I take great pride in the fact that I write every word, draw every line, color every Sunday strip, and paint every book illustration myself. My strip is a low-tech, one-man operation, and I like it that way. I believe it's the only way to preserve the craft and to keep the strip personal. Despite what some cartoonists say, approving someone else's work is not the same as doing it yourself. Beyond all this, however, lies a deeper issue: the corruption of a strip's integrity. All strips are supposed to be entertaining, but some strips have a point of view and a serious purpose behind the jokes.
When the cartoonist is trying to talk honestly and seriously about life, then I believe he has a responsibility to think beyond satisfying the market's every whim and desire.
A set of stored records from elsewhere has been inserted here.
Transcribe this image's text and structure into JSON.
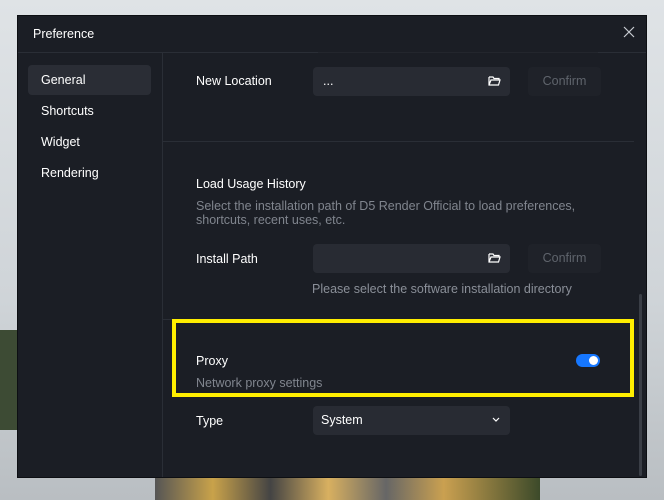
{
  "dialog": {
    "title": "Preference",
    "close_icon": "close-icon"
  },
  "sidebar": {
    "items": [
      {
        "label": "General",
        "active": true
      },
      {
        "label": "Shortcuts"
      },
      {
        "label": "Widget"
      },
      {
        "label": "Rendering"
      }
    ]
  },
  "new_location": {
    "label": "New Location",
    "value": "...",
    "confirm": "Confirm"
  },
  "usage_history": {
    "title": "Load Usage History",
    "description_line1": "Select the installation path of D5 Render Official to load preferences,",
    "description_line2": "shortcuts, recent uses, etc.",
    "install_path_label": "Install Path",
    "install_path_value": "",
    "confirm": "Confirm",
    "helper": "Please select the software installation directory"
  },
  "proxy": {
    "label": "Proxy",
    "description": "Network proxy settings",
    "enabled": true,
    "toggle_color": "#1677ff",
    "highlight_color": "#ffee00"
  },
  "type": {
    "label": "Type",
    "value": "System"
  }
}
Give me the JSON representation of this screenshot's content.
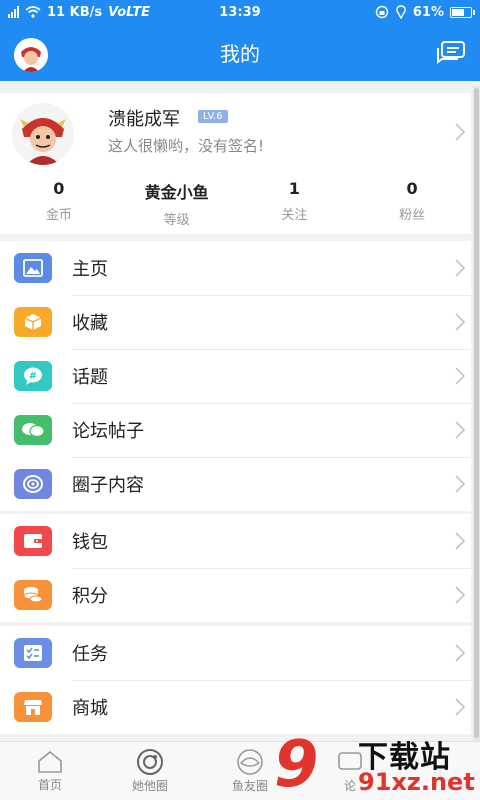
{
  "status_bar": {
    "network": "11 KB/s",
    "volte": "VoLTE",
    "time": "13:39",
    "battery": "61%",
    "battery_level": 0.61
  },
  "app_bar": {
    "title": "我的"
  },
  "profile": {
    "username": "溃能成军",
    "level": "LV.6",
    "signature": "这人很懒哟，没有签名!",
    "stats": [
      {
        "value": "0",
        "label": "金币"
      },
      {
        "value": "黄金小鱼",
        "label": "等级"
      },
      {
        "value": "1",
        "label": "关注"
      },
      {
        "value": "0",
        "label": "粉丝"
      }
    ]
  },
  "menu_groups": [
    [
      {
        "label": "主页",
        "icon": "image-icon",
        "color": "#5b8be6"
      },
      {
        "label": "收藏",
        "icon": "box-icon",
        "color": "#f7a928"
      },
      {
        "label": "话题",
        "icon": "hashtag-bubble-icon",
        "color": "#31c9c3"
      },
      {
        "label": "论坛帖子",
        "icon": "chat-bubbles-icon",
        "color": "#43be6a"
      },
      {
        "label": "圈子内容",
        "icon": "circle-swirl-icon",
        "color": "#6f87e0"
      }
    ],
    [
      {
        "label": "钱包",
        "icon": "wallet-icon",
        "color": "#f0484c"
      },
      {
        "label": "积分",
        "icon": "coins-icon",
        "color": "#f7913a"
      }
    ],
    [
      {
        "label": "任务",
        "icon": "task-list-icon",
        "color": "#6a8de6"
      },
      {
        "label": "商城",
        "icon": "store-icon",
        "color": "#f7913a"
      }
    ]
  ],
  "bottom_nav": [
    {
      "label": "首页",
      "icon": "home-icon"
    },
    {
      "label": "她他圈",
      "icon": "ring-icon"
    },
    {
      "label": "鱼友圈",
      "icon": "eye-circle-icon"
    },
    {
      "label": "论",
      "icon": "forum-icon"
    }
  ],
  "watermark": {
    "digit": "9",
    "text": "下载站",
    "url": "91xz.net"
  }
}
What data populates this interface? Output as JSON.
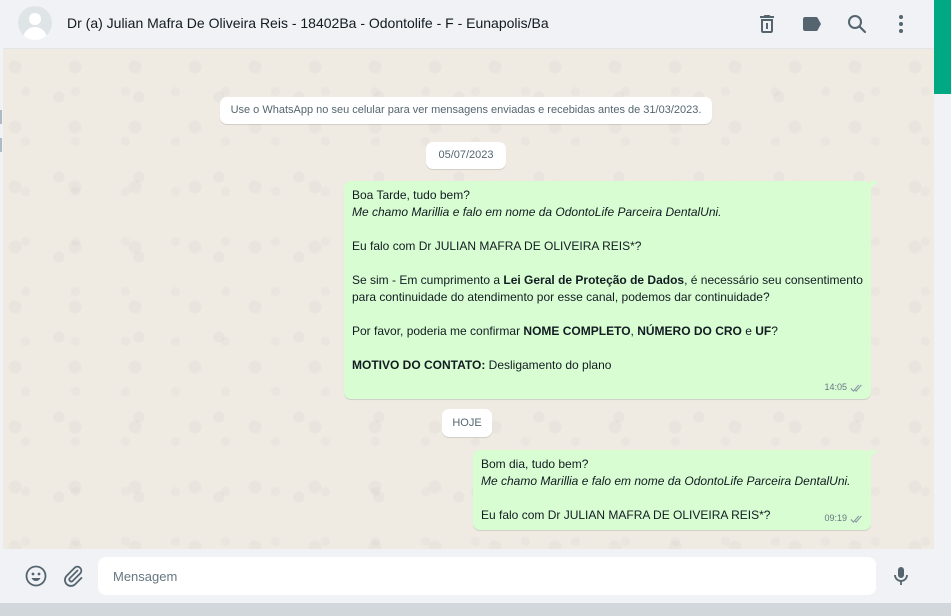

Cartoonists who think they can be taken seriously as artists while using the strip's protagonists to sell boxer shorts are deluding themselves . . . When a cartoonist licenses his characters . . . the strip has no soul. With its integrity gone, a strip loses its deeper significance."
By the time that Watterson had to make this important decision - he was likely already in a good enough financial position where he could say no to the kind of payday that awaited him if he chose to license the characters. That said - it's inspiring (and not much is these days) and refreshing to see a person choose to uphold the integrity of their art as opposed to milking it for as much cash as possible without regard to the consequences.
I don't fault anyone for making a buck - it's not an easy thing to make a living as an artist - which is why I respect Watterson that much more for the decision that he made.
I have found that one of the toughest life balances as an adult is reconciling decisions made in the name of "work" and "making a living". The games played, the decisions made are often not the ideal ones on a personal and/or professional level. However, they are necessary for survival. Survival at work and ultimately survival in maintaining the lifestyle that you want to live. It's not easy and gets increasingly complicated with time.